The biggest financial technology players - Fiserv, TSYS, Metavante, NCR and Diebold - are certainly feeling the industry's pain, at least when it comes to their stock prices. But the news for IT vendors is not universally bad. Many of those that play to the weaknesses exposed by the current crisis, or offer significant savings through outsourcing, are reporting business as usual, and some are reporting record quarters.
Who's coming out on top? Financially strong vendors in the areas of risk management, customer relationship management, outsourced security, integration specialists and infrastructure tools. "The vendors that are going to do well are those that are viewed as quality vendors...most important is going to be a strong capital position," says Jeanne Capachin, research vp for global banking at Financial Insights. "Also important will be having a suite of solutions that make them more recession proof."
Whether you consider risk management technologies to be recession proof, or the cause of the recession, the fact is that vendors in this space are racking up record quarters and reporting strong pipelines. Archer Technologies, which dominates the financial services market in enterprise governance, risk and compliance products, says the third quarter was the company's strongest to date. "And our fourth quarter numbers are going to top that," says Jon Darbyshire, president and CEO of Archer.
How strong is the pent-up demand? At a recent series of user group meetings, privately held Archer surveyed 400 customers and found that only six percent had fully implemented an enterprise risk program, but 82 percent cited risk mitigation and regulatory compliance as top priorities for the organization.
Where vendors are feeling some friction is customers' due diligence processes, with increased attention paid to cash flow and financial statements. "They're not wanting to do business with companies they feel could have an issue," Darbyshire says, noting at the same time that clients are taking longer to pay their bills.
The massive consolidation that's already underway, and the likelihood that large and medium-sized deals will continue as institutions take advantage of the Federal bailout, bodes well for integration specialists such as Axway and Sterling Commerce. Middleware vendor Axway, with 1,500 financial services customers, says its pipeline remains strong because institutions need to integrate after a deal. "On the corporate wholesale side, consolidation has been one of the primary things that has affected us," says Dave Bennett, CTO at Axway.

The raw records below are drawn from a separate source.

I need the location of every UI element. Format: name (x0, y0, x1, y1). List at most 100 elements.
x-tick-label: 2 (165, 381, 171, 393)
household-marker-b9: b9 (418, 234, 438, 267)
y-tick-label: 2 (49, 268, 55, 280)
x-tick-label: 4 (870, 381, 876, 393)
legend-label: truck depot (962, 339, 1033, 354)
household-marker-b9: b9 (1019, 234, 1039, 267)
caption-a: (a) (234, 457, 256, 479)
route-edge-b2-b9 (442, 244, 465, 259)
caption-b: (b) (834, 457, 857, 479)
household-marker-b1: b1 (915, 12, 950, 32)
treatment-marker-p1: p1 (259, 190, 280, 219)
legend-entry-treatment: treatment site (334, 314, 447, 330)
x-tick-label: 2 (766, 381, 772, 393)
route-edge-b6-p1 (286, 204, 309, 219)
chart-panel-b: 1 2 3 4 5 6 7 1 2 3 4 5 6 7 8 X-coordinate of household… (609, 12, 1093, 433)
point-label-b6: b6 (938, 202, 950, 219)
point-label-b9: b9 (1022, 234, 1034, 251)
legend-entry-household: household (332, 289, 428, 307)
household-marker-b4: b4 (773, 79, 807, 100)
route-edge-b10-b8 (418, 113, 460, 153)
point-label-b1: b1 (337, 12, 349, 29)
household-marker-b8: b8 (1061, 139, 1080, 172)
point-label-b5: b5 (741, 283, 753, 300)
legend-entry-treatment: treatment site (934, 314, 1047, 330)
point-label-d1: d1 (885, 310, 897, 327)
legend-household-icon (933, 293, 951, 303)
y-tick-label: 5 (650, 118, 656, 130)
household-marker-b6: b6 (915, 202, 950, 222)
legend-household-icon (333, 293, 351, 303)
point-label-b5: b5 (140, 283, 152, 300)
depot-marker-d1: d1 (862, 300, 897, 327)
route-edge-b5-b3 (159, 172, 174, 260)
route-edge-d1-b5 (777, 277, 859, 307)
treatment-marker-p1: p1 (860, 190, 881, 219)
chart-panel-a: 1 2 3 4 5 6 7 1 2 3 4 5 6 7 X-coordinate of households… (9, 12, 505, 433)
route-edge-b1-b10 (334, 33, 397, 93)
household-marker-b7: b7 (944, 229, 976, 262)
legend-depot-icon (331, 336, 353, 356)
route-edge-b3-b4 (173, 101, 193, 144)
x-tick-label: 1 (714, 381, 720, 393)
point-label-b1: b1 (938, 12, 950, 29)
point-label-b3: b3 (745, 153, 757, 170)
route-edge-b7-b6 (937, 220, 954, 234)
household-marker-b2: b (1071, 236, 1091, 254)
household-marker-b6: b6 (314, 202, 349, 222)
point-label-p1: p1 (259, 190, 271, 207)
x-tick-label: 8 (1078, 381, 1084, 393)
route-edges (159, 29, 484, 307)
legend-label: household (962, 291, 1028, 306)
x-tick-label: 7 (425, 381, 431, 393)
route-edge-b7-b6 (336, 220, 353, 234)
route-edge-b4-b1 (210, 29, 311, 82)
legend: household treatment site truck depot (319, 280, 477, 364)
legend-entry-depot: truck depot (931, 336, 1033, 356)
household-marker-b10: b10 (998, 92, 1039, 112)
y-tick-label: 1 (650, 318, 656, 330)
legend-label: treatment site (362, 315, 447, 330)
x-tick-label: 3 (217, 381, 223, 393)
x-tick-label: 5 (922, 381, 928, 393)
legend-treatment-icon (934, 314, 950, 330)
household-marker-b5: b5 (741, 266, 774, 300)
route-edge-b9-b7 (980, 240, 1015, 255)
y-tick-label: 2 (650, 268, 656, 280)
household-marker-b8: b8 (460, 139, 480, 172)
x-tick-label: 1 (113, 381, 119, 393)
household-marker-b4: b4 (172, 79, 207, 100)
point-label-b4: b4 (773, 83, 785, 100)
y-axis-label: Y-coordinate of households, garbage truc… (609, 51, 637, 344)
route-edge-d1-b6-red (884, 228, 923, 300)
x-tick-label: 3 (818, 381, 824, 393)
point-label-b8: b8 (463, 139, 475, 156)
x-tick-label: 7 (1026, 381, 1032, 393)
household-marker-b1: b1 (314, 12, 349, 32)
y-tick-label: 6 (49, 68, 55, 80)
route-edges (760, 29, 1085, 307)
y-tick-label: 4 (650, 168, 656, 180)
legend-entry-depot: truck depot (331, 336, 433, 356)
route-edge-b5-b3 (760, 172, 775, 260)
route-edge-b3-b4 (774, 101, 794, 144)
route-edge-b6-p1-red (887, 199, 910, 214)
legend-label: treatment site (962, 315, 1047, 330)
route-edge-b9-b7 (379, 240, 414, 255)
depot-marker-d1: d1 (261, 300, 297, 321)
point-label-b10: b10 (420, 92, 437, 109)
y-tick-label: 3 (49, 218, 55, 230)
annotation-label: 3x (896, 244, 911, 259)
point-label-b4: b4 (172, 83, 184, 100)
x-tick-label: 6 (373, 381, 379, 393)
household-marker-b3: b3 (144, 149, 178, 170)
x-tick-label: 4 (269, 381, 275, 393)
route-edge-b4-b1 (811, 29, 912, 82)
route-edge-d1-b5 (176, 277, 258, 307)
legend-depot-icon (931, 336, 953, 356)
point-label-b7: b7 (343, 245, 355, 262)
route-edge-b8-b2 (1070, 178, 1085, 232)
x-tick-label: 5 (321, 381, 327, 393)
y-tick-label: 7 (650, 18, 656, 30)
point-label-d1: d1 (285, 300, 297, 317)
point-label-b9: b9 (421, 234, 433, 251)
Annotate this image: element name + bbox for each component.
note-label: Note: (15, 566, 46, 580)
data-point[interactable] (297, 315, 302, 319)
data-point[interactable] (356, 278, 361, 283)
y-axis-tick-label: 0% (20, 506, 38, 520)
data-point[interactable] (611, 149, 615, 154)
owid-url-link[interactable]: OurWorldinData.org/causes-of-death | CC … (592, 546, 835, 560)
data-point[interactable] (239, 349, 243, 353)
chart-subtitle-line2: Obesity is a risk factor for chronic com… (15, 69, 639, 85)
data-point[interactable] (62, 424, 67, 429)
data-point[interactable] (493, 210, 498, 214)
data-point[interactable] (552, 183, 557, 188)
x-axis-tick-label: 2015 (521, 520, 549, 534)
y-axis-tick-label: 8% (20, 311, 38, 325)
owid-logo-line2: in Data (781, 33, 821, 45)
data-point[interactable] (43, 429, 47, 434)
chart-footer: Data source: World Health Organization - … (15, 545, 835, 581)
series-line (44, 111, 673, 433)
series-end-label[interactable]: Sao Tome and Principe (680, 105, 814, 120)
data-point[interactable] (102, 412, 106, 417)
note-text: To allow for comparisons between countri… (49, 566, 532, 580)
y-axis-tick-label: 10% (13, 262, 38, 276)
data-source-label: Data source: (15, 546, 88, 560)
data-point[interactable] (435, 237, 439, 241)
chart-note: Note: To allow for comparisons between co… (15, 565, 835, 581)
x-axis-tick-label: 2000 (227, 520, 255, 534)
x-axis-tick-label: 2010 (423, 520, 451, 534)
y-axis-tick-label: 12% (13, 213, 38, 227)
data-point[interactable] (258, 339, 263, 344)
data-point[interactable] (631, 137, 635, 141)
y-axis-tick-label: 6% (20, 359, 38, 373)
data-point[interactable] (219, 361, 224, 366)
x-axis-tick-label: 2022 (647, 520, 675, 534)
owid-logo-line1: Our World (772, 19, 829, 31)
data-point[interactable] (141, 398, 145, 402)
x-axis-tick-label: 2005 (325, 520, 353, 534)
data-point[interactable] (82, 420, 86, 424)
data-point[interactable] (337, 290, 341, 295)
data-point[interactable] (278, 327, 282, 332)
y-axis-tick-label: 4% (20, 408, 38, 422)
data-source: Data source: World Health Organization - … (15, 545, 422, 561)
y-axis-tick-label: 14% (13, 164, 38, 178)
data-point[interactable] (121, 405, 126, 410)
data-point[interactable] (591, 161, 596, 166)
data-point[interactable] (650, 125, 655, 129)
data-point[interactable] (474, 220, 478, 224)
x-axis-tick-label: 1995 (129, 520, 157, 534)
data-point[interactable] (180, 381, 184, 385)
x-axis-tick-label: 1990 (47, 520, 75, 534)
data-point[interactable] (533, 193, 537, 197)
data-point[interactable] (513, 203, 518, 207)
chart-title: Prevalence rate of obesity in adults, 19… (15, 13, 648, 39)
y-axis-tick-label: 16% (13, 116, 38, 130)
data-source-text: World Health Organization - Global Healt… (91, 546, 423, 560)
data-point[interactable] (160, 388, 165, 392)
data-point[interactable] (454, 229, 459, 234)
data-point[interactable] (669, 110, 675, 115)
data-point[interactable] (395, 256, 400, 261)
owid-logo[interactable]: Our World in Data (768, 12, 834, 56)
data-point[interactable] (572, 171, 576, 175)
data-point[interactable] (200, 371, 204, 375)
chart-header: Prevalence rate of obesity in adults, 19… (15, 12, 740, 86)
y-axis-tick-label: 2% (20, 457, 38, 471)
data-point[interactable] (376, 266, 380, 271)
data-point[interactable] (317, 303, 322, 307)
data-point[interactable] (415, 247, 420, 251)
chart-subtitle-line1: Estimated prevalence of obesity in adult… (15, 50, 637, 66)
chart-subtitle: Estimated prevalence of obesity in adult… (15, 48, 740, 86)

Infosys, which provides IT consulting and outsourcing services, says its $600 million financial services outsourcing business - what Madan Mohan, avp of the banking and capital markets division calls their "run-the-bank" work - is holding steady through the downturn. But the "change-the-bank" work, which typically incorporates application development and other kinds of discretionary spending is slowing. Still, the company is projecting 13-to-15 percent growth for the full year.
Security is "always, perennially, a good place to be," Capachin says. Brad Miller, CEO of Perimeter eSecurity, says companies like his that offer security-as-a-service are a CFO's dream because they don't require a capital expenditure, and are therefore faring well in a time when CIOs are under pressure to cut budgets. "Our type of business loves financially motivated clients; the more financially motivated they are the happier we are."